Edited 9/11/2003 11:26:02 AM ET by silverunity
Avatar for cyndiluwho
iVillage Member
Registered: 03-27-2003
Thu, 09-11-2003 - 11:24am
No, obligated is the right term. If someone supports you not working so you can enjoy being with your kids why wouldn't you be obligated to return the favor if they decided they wanted their turn? I don't get the only moms deserve to SAH school of thought. I think if dad were to decide he wanted his turn being the primary parent he should get it. One thing I don't like about the SAHP model is that it makes one parent primary and the other secondary by virtue of a large difference in time kids spend with each parent. If dad wants his turn being the primary parent after having given you a turn why would you think you're not obligated to return the favor? SAH is not something owed to you because you have ovaries.
Avatar for tickmich
iVillage Member
Registered: 03-26-2003
Thu, 09-11-2003 - 11:26am
I agree with you. Every town is not necesarily the same and gardenhome isnt a liar. However, as I said in any earlier post, a SAH friend of mine who lives in my metro area but not my town told me I couldnt do activities with my DS becuase I work during the day. However, that turned out to be incorrect. Even gardenhome admitted that there are storytimes in the evening and that the town doesnt "roll up the sidewalks" in the evening but she prefers activities earlier in the day.
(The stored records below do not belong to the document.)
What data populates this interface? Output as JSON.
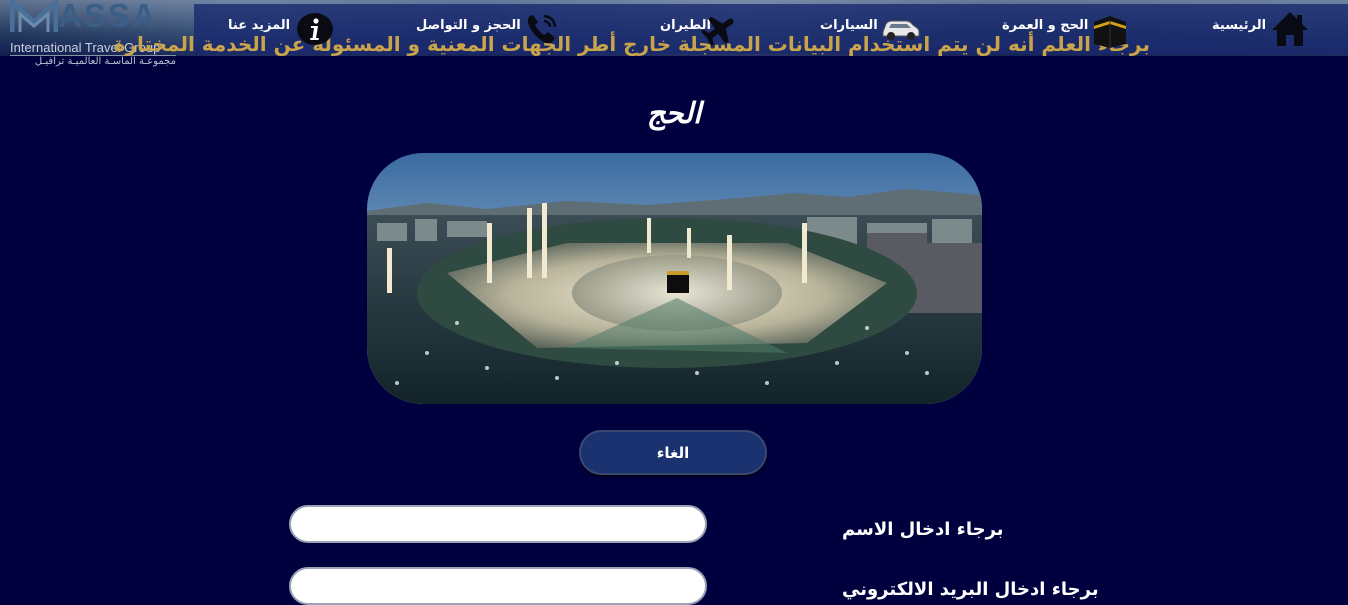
{
  "brand": {
    "name": "ASSA",
    "tagline": "International Travel Group",
    "arabic_tagline": "مجموعـة الماسـة العالميـة ترافيـل"
  },
  "notice": "برجاء العلم أنه لن يتم استخدام البيانات المسجلة خارج أطر الجهات المعنية و المسئولة عن الخدمة المختارة",
  "nav": {
    "home": {
      "label": "الرئيسية",
      "icon": "house-icon"
    },
    "hajj_umrah": {
      "label": "الحج و العمرة",
      "icon": "kaaba-icon"
    },
    "cars": {
      "label": "السيارات",
      "icon": "car-icon"
    },
    "flights": {
      "label": "الطيران",
      "icon": "airplane-icon"
    },
    "booking": {
      "label": "الحجز و التواصل",
      "icon": "phone-icon"
    },
    "about": {
      "label": "المزيد عنا",
      "icon": "info-icon"
    }
  },
  "page": {
    "title": "الحج"
  },
  "actions": {
    "cancel_label": "الغاء"
  },
  "form": {
    "name_label": "برجاء ادخال الاسم",
    "name_value": "",
    "email_label": "برجاء ادخال البريد الالكتروني",
    "email_value": ""
  },
  "colors": {
    "background": "#01003f",
    "navbar": "#18286e",
    "notice_text": "#c9a44a",
    "button": "#1b3270"
  }
}
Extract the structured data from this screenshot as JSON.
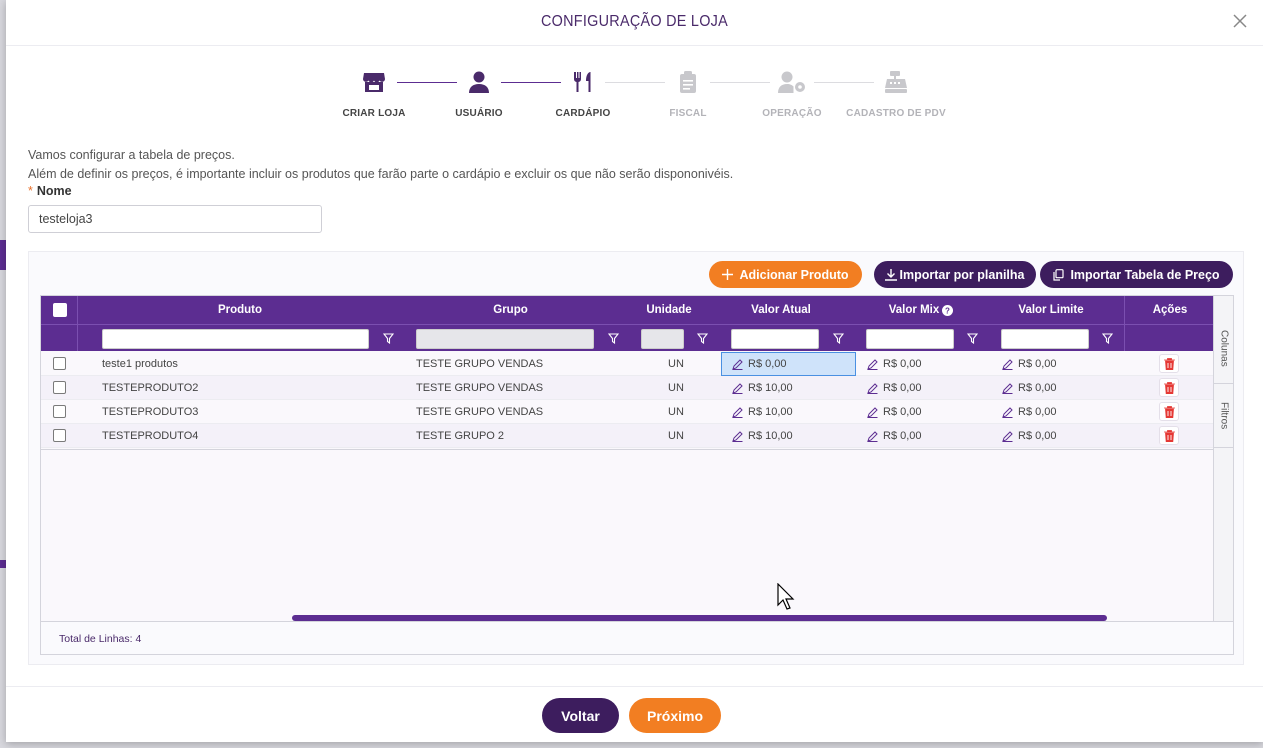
{
  "modal": {
    "title": "CONFIGURAÇÃO DE LOJA"
  },
  "steps": [
    {
      "label": "CRIAR LOJA",
      "icon": "store-icon",
      "active": true
    },
    {
      "label": "USUÁRIO",
      "icon": "user-icon",
      "active": true
    },
    {
      "label": "CARDÁPIO",
      "icon": "utensils-icon",
      "active": true
    },
    {
      "label": "FISCAL",
      "icon": "clipboard-icon",
      "active": false
    },
    {
      "label": "OPERAÇÃO",
      "icon": "user-gear-icon",
      "active": false
    },
    {
      "label": "CADASTRO DE PDV",
      "icon": "cash-register-icon",
      "active": false
    }
  ],
  "intro": {
    "line1": "Vamos configurar a tabela de preços.",
    "line2": "Além de definir os preços, é importante incluir os produtos que farão parte o cardápio e excluir os que não serão dispononivéis."
  },
  "name_field": {
    "label": "Nome",
    "required_mark": "*",
    "value": "testeloja3"
  },
  "toolbar": {
    "add_product": "Adicionar Produto",
    "import_sheet": "Importar por planilha",
    "import_price_table": "Importar Tabela de Preço"
  },
  "grid": {
    "columns": {
      "produto": "Produto",
      "grupo": "Grupo",
      "unidade": "Unidade",
      "valor_atual": "Valor Atual",
      "valor_mix": "Valor Mix",
      "valor_limite": "Valor Limite",
      "acoes": "Ações"
    },
    "rows": [
      {
        "produto": "teste1 produtos",
        "grupo": "TESTE GRUPO VENDAS",
        "unidade": "UN",
        "valor_atual": "R$ 0,00",
        "valor_mix": "R$ 0,00",
        "valor_limite": "R$ 0,00"
      },
      {
        "produto": "TESTEPRODUTO2",
        "grupo": "TESTE GRUPO VENDAS",
        "unidade": "UN",
        "valor_atual": "R$ 10,00",
        "valor_mix": "R$ 0,00",
        "valor_limite": "R$ 0,00"
      },
      {
        "produto": "TESTEPRODUTO3",
        "grupo": "TESTE GRUPO VENDAS",
        "unidade": "UN",
        "valor_atual": "R$ 10,00",
        "valor_mix": "R$ 0,00",
        "valor_limite": "R$ 0,00"
      },
      {
        "produto": "TESTEPRODUTO4",
        "grupo": "TESTE GRUPO 2",
        "unidade": "UN",
        "valor_atual": "R$ 10,00",
        "valor_mix": "R$ 0,00",
        "valor_limite": "R$ 0,00"
      }
    ],
    "side_tabs": {
      "columns": "Colunas",
      "filters": "Filtros"
    },
    "footer": "Total de Linhas: 4"
  },
  "footer": {
    "back": "Voltar",
    "next": "Próximo"
  },
  "colors": {
    "primary": "#5c2d91",
    "dark": "#3d1d5e",
    "accent": "#f27e22",
    "danger": "#e53935"
  }
}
BTW, congrats on the girl.


Edited 9/11/2003 11:27:30 AM ET by tickmich
Avatar for cyndiluwho
iVillage Member
Registered: 03-27-2003
Thu, 09-11-2003 - 11:27am
Whether or not to have kids is a 70/30 split in favor of the mom???? I don't think so. Bringing a child into this world is joint decision. You don't carry more weight just because you have ovaries. If you can't agree, then you don't have the child. Either party is free to go find another partner who does agree with them if they feel that strongly but you don't get trump power because you're female.